RUHUN SOKAK GÜRÜLTÜSÜ DÜŞ RİTMİNDE

THE DIN OF STREET SPIRIT SOUNDS IN THE RYTHME OF DREAMS

26 Mart 2009 Perşembe

Ozan Durmaz/ Düş Kaydı

"Sorgunuzla eşleşen kayıt yok." dedi tilki.

gözünde gözlükler vardı, iki büyücek agacin arasında duruyordu, önünde masa gibi kullandığı bir kaplumbağa vardı.

kuyruğunu pat pat yere vurdu, "sıradaki" dedi, elime bir belge tutuşturdu.
üzerinde "negatif prosesör" yazıyordu.

ben kağıda bakarken ağacın tepesinden bembeyaz bir tavşan inegeldi. "telgrafınız!" var diye bağırdı arkasından bir başkası, daha kırçıllıcaydı.

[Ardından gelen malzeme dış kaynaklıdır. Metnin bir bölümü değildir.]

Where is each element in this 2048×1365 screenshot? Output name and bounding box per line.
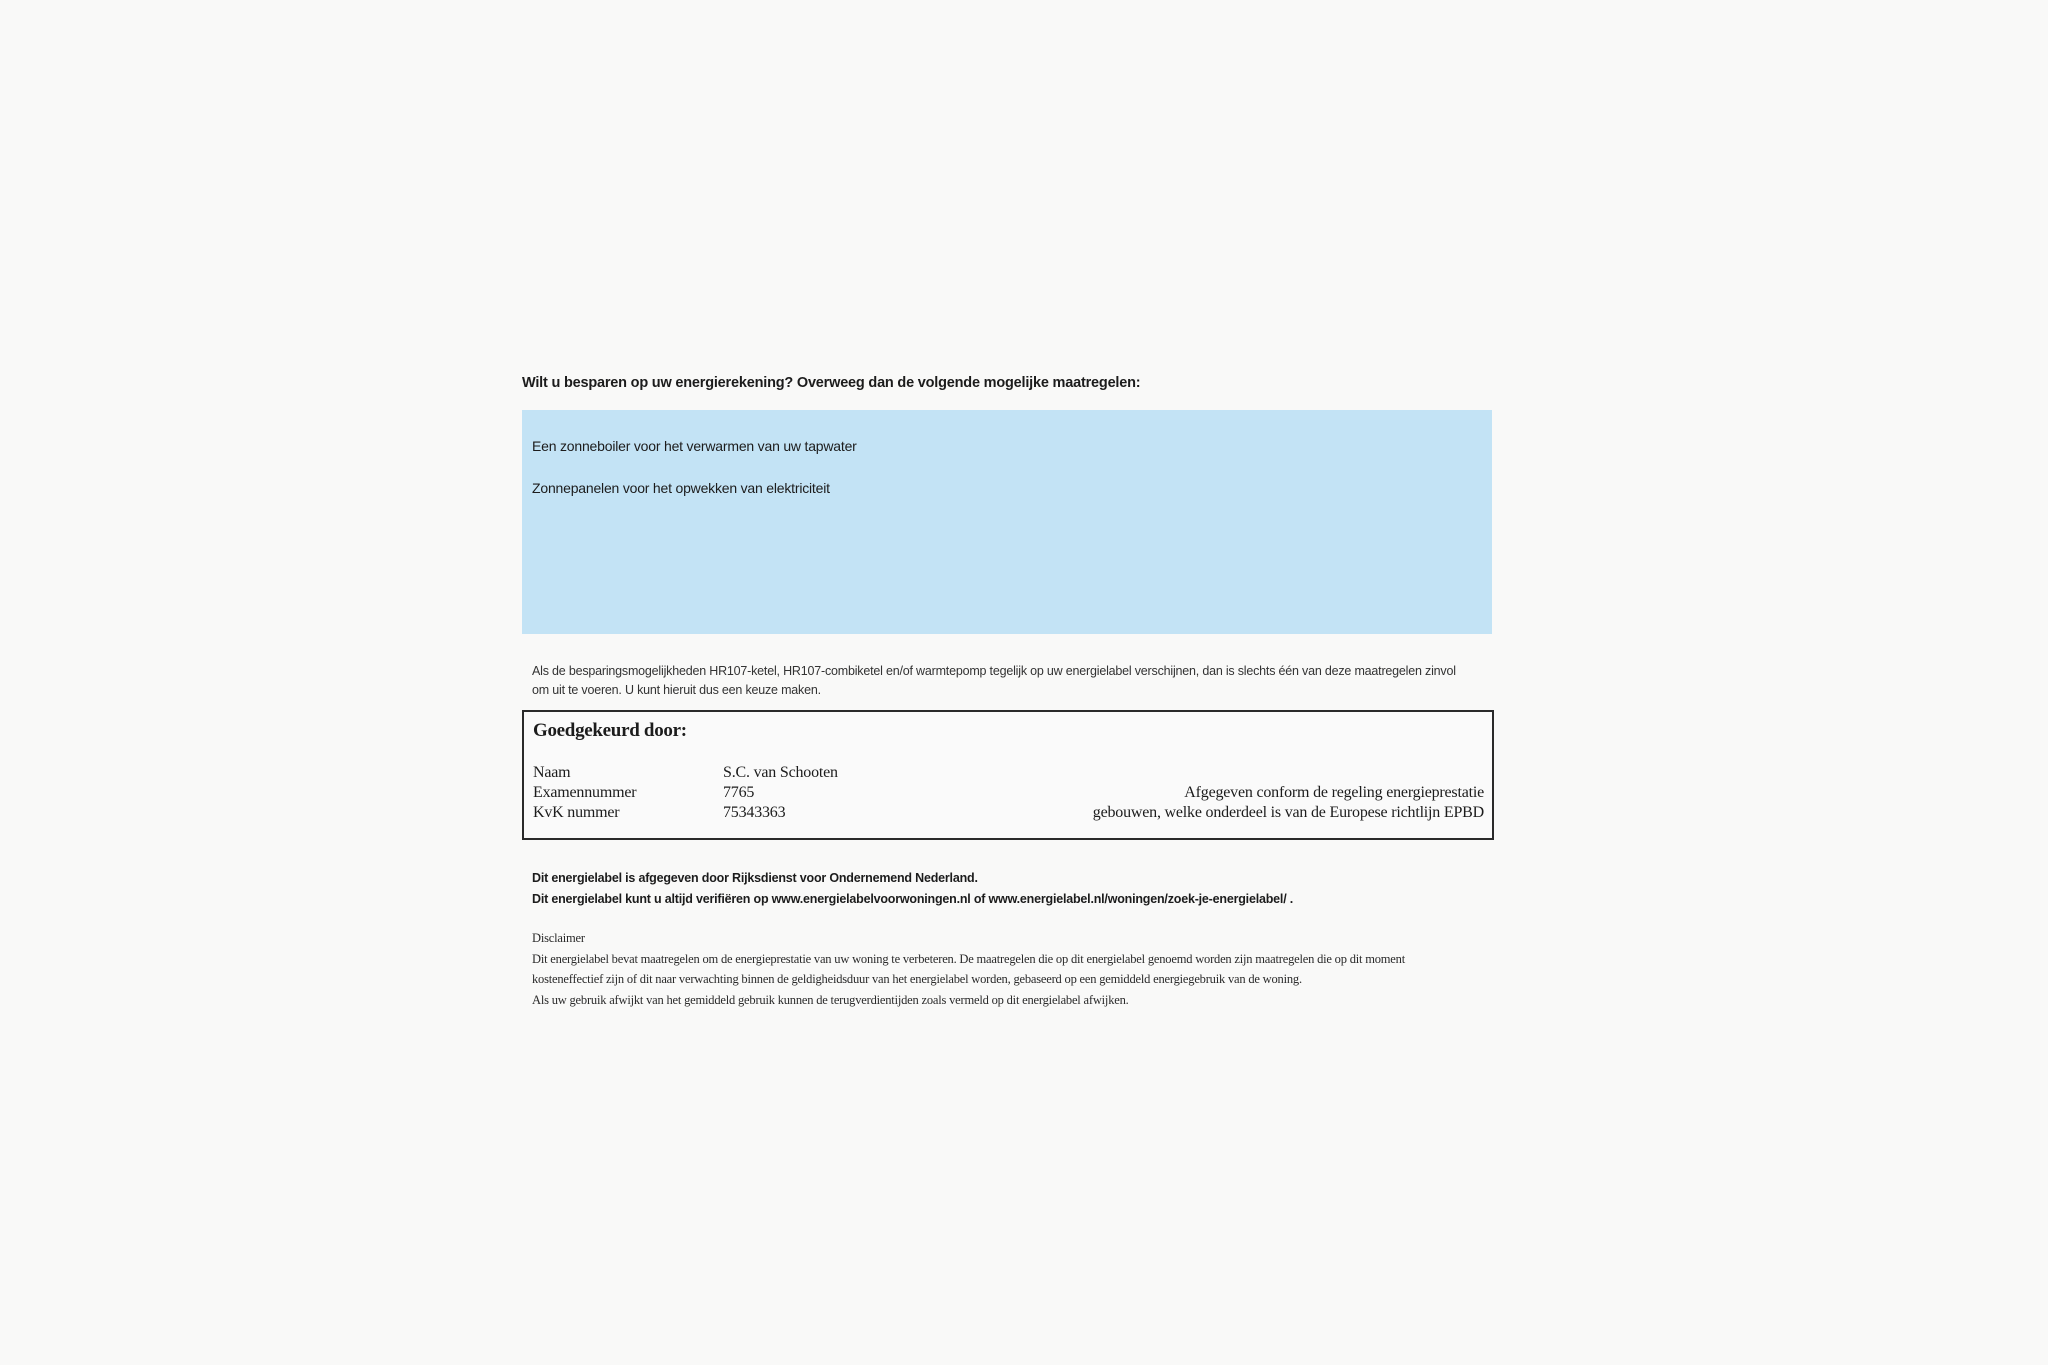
approved-title: Goedgekeurd door: [533, 720, 687, 741]
verify-line: Dit energielabel kunt u altijd verifiëren op www.energielabelvoorwoningen.nl of www.energielabel.nl/woningen/zoek-je-energielabel/ . [532, 892, 1294, 906]
measure-item-solar-boiler: Een zonneboiler voor het verwarmen van uw tapwater [532, 438, 857, 454]
savings-heading: Wilt u besparen op uw energierekening? Overweeg dan de volgende mogelijke maatregelen: [522, 375, 1141, 391]
disclaimer-text-line-2: kosteneffectief zijn of dit naar verwachting binnen de geldigheidsduur van het energielabel worden, gebaseerd op een gemiddeld energiegebruik van de woning. [532, 972, 1302, 986]
disclaimer-text-line-1: Dit energielabel bevat maatregelen om de energieprestatie van uw woning te verbeteren. De maatregelen die op dit energielabel genoemd worden zijn maatregelen die op dit moment [532, 951, 1405, 966]
measures-note: Als de besparingsmogelijkheden HR107-ketel, HR107-combiketel en/of warmtepomp tegelijk op uw energielabel verschijnen, dan is slechts één van deze maatregelen zinvol om uit te voeren. U kunt hieruit dus een keuze maken. [532, 664, 1456, 697]
conform-statement-line-2: gebouwen, welke onderdeel is van de Europese richtlijn EPBD [1092, 804, 1484, 821]
exam-number-label: Examennummer [533, 784, 637, 801]
name-label: Naam [533, 764, 571, 781]
kvk-number-label: KvK nummer [533, 804, 620, 821]
name-value: S.C. van Schooten [723, 764, 838, 781]
measures-panel [522, 410, 1492, 634]
issued-by-section [532, 868, 1293, 910]
disclaimer-title: Disclaimer [532, 931, 585, 945]
exam-number-value: 7765 [723, 784, 755, 801]
conform-statement-line-1: Afgegeven conform de regeling energieprestatie [1184, 784, 1484, 801]
energy-label-page [522, 372, 1494, 1007]
kvk-number-row [533, 804, 785, 822]
exam-number-row [533, 784, 754, 802]
measure-item-solar-panels: Zonnepanelen voor het opwekken van elektriciteit [532, 480, 830, 496]
disclaimer-section [532, 928, 1482, 1010]
approver-name-row [533, 764, 838, 782]
disclaimer-text-line-3: Als uw gebruik afwijkt van het gemiddeld gebruik kunnen de terugverdientijden zoals vermeld op dit energielabel afwijken. [532, 992, 1129, 1007]
approved-by-box [522, 710, 1494, 840]
kvk-number-value: 75343363 [723, 804, 786, 821]
issued-by-line: Dit energielabel is afgegeven door Rijksdienst voor Ondernemend Nederland. [532, 871, 978, 885]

"geç kaldım" dedi tavşan, seni yanağından öptü ve uzaklaştı. "aaa" dedim "senin burda ne işin var?", "kedimin tapusu bitti de" dedin, "yeniletmem gerek".

"ne kedisi ne tapusu" diye sormak istemedim. gözlerine bakıyordum. gözlerine baktığımı anlayınca gülümsedin. gülümseyince gülüşüne baktım. "hadi gittim!" dedin, "dur" diyemeden bir ağacın kovuğuna girip gittin.

ağaç koskocamandı, gövdesi mor ve yaprakları kahverengiydi. üzerinede turuncu gagalı, al kuşlar vardı. baktığımı görünce "bize bakma!" diye çıkıştılar. bir anda başımı yere eğme gereği hissettim.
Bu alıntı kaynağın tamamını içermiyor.